Sunday, November 30, 2008

Belgian Cultural Festival in China

Almost a month ago now I was in China, to lecture at an event that was billed as the “First Belgian Cultural Festival in China”. Apparently this puts me among the “most renowned and diverse art forms, artists and academics” that Belgium has to offer. I’m pretty sure I’m not renowned, nor an art form, nor an artist, so I must be a diverse academic. There were perhaps a dozen of us: three academics, a comic book artist, a film-maker, two trios of musicians.

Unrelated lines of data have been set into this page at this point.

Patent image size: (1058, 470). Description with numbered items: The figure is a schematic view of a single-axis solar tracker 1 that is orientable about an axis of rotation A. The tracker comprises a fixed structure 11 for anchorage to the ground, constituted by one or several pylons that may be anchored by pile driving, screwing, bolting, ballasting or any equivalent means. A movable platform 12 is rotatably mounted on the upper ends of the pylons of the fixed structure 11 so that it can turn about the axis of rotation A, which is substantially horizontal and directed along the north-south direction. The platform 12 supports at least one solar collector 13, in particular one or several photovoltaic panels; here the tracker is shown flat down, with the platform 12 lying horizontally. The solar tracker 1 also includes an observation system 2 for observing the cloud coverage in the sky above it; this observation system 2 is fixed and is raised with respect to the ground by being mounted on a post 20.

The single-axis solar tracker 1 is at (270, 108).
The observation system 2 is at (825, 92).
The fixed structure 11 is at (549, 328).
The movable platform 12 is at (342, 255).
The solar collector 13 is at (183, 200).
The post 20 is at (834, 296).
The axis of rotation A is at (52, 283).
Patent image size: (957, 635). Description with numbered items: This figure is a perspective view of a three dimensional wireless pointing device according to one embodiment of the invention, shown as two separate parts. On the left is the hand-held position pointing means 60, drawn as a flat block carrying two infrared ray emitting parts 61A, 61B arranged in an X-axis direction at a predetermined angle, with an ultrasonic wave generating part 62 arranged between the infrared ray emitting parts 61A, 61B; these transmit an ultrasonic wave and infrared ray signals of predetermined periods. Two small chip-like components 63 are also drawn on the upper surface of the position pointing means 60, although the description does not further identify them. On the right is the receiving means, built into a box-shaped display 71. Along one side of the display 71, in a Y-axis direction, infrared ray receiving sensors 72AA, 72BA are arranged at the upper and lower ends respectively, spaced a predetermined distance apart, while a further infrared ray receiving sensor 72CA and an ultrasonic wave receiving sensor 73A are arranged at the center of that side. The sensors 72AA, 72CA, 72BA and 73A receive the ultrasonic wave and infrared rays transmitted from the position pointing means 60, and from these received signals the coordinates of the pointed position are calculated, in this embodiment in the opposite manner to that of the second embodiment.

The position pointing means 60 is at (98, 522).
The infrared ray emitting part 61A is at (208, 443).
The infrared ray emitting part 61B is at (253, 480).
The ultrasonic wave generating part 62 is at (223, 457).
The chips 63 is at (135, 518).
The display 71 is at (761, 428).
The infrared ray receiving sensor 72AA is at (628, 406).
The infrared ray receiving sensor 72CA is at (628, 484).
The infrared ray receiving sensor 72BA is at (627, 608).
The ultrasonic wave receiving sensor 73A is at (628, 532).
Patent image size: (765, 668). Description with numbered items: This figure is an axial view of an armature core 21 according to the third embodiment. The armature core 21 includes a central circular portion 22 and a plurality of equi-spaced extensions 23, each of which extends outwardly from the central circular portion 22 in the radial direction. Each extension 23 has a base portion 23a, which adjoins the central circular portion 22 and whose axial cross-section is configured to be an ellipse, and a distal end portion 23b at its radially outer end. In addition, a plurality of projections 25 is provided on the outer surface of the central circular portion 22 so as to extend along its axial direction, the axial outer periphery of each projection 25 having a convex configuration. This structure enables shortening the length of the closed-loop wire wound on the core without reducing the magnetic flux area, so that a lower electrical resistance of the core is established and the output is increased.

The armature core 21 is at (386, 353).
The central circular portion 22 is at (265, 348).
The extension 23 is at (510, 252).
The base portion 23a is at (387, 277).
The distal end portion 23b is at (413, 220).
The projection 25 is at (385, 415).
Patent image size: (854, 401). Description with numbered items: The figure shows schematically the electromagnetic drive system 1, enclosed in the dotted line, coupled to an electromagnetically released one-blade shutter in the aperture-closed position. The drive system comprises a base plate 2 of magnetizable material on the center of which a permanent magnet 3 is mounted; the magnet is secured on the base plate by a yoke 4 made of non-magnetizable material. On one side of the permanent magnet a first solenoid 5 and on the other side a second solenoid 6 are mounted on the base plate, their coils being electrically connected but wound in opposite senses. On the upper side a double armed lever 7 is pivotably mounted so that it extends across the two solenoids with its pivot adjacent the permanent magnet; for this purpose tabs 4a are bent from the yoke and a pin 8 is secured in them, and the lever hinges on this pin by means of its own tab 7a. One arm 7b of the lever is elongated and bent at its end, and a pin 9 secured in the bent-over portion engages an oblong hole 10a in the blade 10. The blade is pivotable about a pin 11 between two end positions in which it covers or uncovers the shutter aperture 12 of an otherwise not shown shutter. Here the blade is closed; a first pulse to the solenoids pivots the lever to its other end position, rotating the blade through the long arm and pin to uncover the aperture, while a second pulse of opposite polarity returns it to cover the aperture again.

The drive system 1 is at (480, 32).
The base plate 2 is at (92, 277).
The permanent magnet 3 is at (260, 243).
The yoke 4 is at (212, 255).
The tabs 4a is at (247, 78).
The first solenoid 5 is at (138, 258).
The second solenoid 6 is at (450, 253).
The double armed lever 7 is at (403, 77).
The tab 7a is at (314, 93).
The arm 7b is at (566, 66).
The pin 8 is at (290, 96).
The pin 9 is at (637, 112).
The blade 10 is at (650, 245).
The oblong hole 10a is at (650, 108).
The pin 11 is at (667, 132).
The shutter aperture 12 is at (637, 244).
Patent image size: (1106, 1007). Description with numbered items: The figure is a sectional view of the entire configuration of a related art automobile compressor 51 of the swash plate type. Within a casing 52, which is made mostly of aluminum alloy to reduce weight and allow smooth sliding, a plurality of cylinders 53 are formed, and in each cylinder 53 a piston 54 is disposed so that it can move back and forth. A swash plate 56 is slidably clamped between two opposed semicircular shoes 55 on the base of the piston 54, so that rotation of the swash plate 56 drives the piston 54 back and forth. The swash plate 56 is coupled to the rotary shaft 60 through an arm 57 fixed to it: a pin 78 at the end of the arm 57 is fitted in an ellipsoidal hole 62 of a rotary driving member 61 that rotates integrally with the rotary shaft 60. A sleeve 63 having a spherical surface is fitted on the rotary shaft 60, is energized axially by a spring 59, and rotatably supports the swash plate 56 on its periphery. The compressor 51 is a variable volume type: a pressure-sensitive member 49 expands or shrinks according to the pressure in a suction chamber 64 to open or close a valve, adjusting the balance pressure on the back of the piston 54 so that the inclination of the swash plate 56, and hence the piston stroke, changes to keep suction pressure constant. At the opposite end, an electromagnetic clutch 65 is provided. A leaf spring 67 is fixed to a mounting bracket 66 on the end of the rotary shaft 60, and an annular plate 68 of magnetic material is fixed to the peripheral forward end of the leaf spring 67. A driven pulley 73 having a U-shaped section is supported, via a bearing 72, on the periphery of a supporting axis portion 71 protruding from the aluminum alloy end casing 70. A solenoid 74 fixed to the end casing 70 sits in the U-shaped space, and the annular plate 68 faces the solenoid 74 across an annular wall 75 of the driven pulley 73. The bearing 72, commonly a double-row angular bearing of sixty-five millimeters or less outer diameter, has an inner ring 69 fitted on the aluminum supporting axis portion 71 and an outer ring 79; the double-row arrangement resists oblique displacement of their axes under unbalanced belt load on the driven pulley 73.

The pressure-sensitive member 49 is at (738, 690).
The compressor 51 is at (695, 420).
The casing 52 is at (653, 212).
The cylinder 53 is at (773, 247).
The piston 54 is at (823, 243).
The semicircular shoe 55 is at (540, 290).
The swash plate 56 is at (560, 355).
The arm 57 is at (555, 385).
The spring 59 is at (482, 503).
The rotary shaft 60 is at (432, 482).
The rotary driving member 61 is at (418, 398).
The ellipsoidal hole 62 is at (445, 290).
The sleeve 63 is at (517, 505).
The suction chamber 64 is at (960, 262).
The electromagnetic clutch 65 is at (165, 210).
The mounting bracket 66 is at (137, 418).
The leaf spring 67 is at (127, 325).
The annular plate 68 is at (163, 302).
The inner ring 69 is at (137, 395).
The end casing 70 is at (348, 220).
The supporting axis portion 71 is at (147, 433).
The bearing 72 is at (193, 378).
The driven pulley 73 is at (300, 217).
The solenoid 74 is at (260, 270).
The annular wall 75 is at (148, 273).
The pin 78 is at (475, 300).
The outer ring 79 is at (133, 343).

It was quite an intense few days, with as undoubted high-point one of the trios performing 18th-century music in Beijing North Cathedral, followed by the Cathedral Choir giving a rendition of two 17th-century sacred songs: Italian polyphonic chant with Chinese words, as sung by Chinese converts almost 400 years ago. Eerily beautiful music, beautifully performed, and with the added touch that it was in the the ideal setting: the oldest church in Beijing. It quite brought tears to my eyes. Afterwards, we were taken to a hot pot restaurant by a former student who now edits the lifestyle section of a business magazine (she’s also a former teacher, having done some Chinese tutoring after graduation: I’m not sure what that does to our relationship in Confucian terms, but I’m older so perhaps that settles things).

Chatting to a journalist after one of the lectures, I was asked what my “most profound impression of Beijing food” might be. My answer (“I really like the dumplings”) was plainly not profound enough for my interlocutor, whose smile took on a frozen look. What was I supposed to say?

Most of the event was hosted at Peking University, which (I discovered on our final day there) must be a front-runner for the title of most beautiful campus in the world.